THE BLOG
10/29/2012 01:43 pm ET | Updated Dec 29, 2012

The Patient-Centered Outcomes Research Institute Should Focus on High-Impact Problems That Can Be Solved Quickly

Comparative effectiveness research (CER) has the potential to improve patient care because it focuses on enhancing the evidence for making decisions about tests and treatments. In the Affordable Care Act (ACA), Congress authorized the Patient Centered Outcomes Research Institute (PCORI) to develop a national CER program. In 2013, PCORI will have a budget of approximately $500 million, and to date, it has built an infrastructure to identify the best research proposals. The program enjoys wide support from the health care field and the public. Still, the program continues to be a political target and remains at risk in the present polarized political climate.

The ACA contains one potentially game-changing proviso that could determine PCORI's fate. It specifies that the funding for PCORI will cease as of July 1, 2019. Presumably, Congress would have to re-authorize its funding for PCORI to survive. Regardless of the political climate seven years from now, PCORI will have to show that its programs have made an impact on health care. As one measure, the Government Accountability Office (GAO) will evaluate the effect of research findings on payment policy.

Given that the pace of clinical research is measured in years, and clinical practice changes even more slowly, how should PCORI respond to its impending deadline? One approach would be to design its research portfolio to make the largest possible impact in the shortest possible time.

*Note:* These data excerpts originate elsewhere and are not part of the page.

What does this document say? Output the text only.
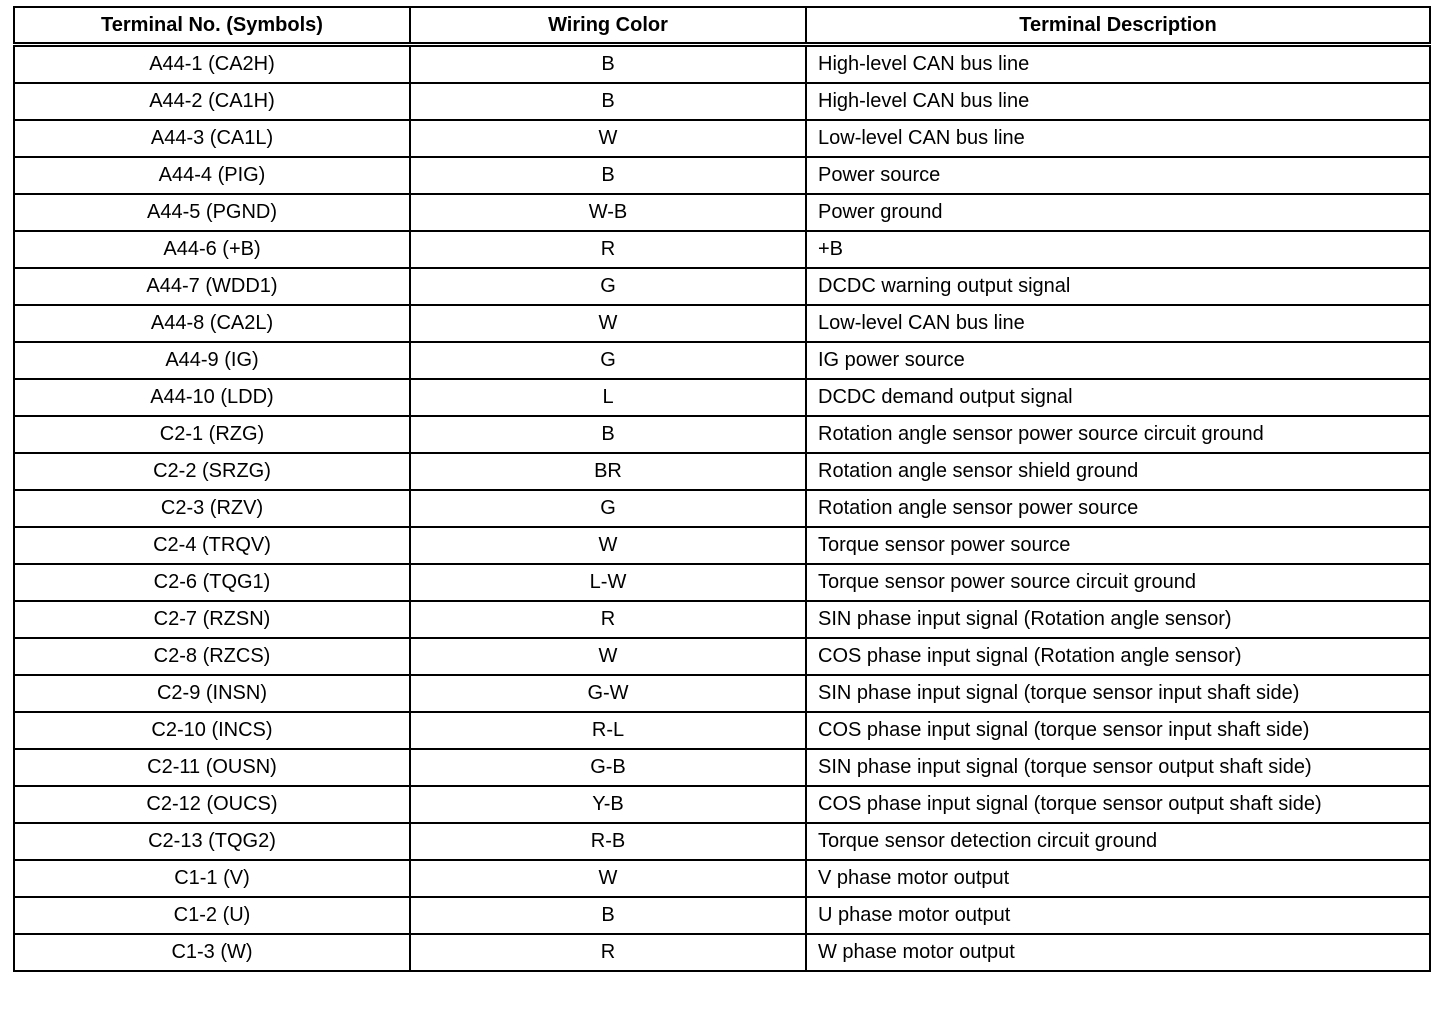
Terminal No. (Symbols)	Wiring Color	Terminal Description
A44-1 (CA2H)	B	High-level CAN bus line
A44-2 (CA1H)	B	High-level CAN bus line
A44-3 (CA1L)	W	Low-level CAN bus line
A44-4 (PIG)	B	Power source
A44-5 (PGND)	W-B	Power ground
A44-6 (+B)	R	+B
A44-7 (WDD1)	G	DCDC warning output signal
A44-8 (CA2L)	W	Low-level CAN bus line
A44-9 (IG)	G	IG power source
A44-10 (LDD)	L	DCDC demand output signal
C2-1 (RZG)	B	Rotation angle sensor power source circuit ground
C2-2 (SRZG)	BR	Rotation angle sensor shield ground
C2-3 (RZV)	G	Rotation angle sensor power source
C2-4 (TRQV)	W	Torque sensor power source
C2-6 (TQG1)	L-W	Torque sensor power source circuit ground
C2-7 (RZSN)	R	SIN phase input signal (Rotation angle sensor)
C2-8 (RZCS)	W	COS phase input signal (Rotation angle sensor)
C2-9 (INSN)	G-W	SIN phase input signal (torque sensor input shaft side)
C2-10 (INCS)	R-L	COS phase input signal (torque sensor input shaft side)
C2-11 (OUSN)	G-B	SIN phase input signal (torque sensor output shaft side)
C2-12 (OUCS)	Y-B	COS phase input signal (torque sensor output shaft side)
C2-13 (TQG2)	R-B	Torque sensor detection circuit ground
C1-1 (V)	W	V phase motor output
C1-2 (U)	B	U phase motor output
C1-3 (W)	R	W phase motor output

The language of the ACA provides PCORI with the tools to do just that. It calls on PCORI to establish national priorities for which specific research questions to study. (Congress seems to think that this strategy is important. In addition to the ACA language, it commissioned the Institute of Medicine to set national priorities in 2009). The Act also instructs PCORI to specify (at least in some cases) the study methods that researchers should use. So, the foundation exists for PCORI to influence its own destiny. And earlier this month in the latest issue of Health Affairs, I called on PCORI to move more decisively to formulate a strategy that uses these tools.

So far, PCORI hasn't drawn up a list of priority research questions. In its first national priorities and research agenda, the institute left it to researchers and stakeholders to choose their own questions and research methods. However, PCORI recently announced that it was developing a process to identify high-priority specific research questions. Hopefully, this announcement is the first signal that PCORI is implementing a strategy to deal with its pressing deadline. In such a strategy, PCORI would identify high-impact research questions, give them top priority for funding, and recommend research methods that can answer them quickly.

PCORI has the potential to provide a key element of health reform: a stronger evidence base to support decisions about health care. It has until 2019 to prove that it can make a difference in health care. Now, the principal uncertainty is whether it has the will to mobilize quickly in pursuit of this goal.